There are, however, further possibilities to develop cerebral palsy, thus, we have to be careful to preterm delivery and fetal infectious diseases (TORCHS) in Obstetrics, which will be discussed elsewhere. The treatment of genetic diseases would progress in the gene editing and chromosomal engineering, and the progress of postpartum event is expected in pediatrics.

Although fetal monitoring has been progressed, it should be more careful to the prevention of cerebral palsy as the author studied in the present report.

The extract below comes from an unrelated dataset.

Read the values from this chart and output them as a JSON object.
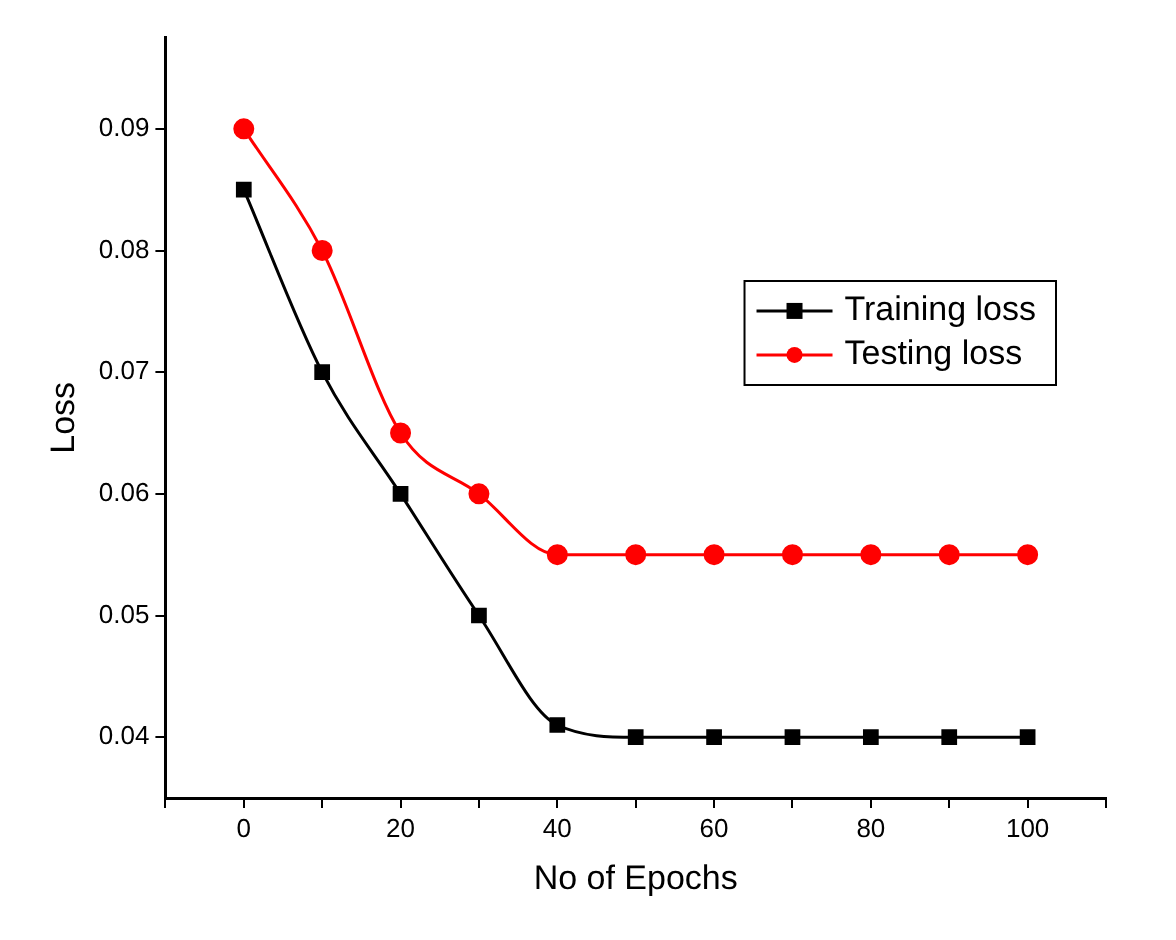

However, observation of FHR record on CTG or actocardiogram is rather limited in continuous fetal monitoring, thus, computerized fetal monitoring will be applied in fetal monitoring. It is the role of computer to detect risky change of FHR and automatically report it to the attending doctor, of which large computer for multiple simultaneous fetal monitoring was completed in TOITU MF-4000 system and utilized in Seirei Mikatahara hospital reporting significant decrease of perinatal mortality and zero cerebral palsy [5]. Thus, we are providing a simpler single birth monitoring computer, where the monitoring is done by FHR score to report expected Apgar score and UA pH, hypoxia index is effectively applied by fully continuous calculation, and frequency spectrum to report malignant sinusoidal pattern, which may cause fetal death, are incorporated. However, FHR pattern diagnosis is excluded, because the role of FHR pattern classification to diagnose fetal outcome is fully achieved by FHR score and hypoxia index, namely, FHR pattern is known simply by the observation of CTG record.

Cerebral palsy due to intrapartum fetal brain damage is prevented by early delivery when hypoxia index is close to 24 but not to be 25 or more.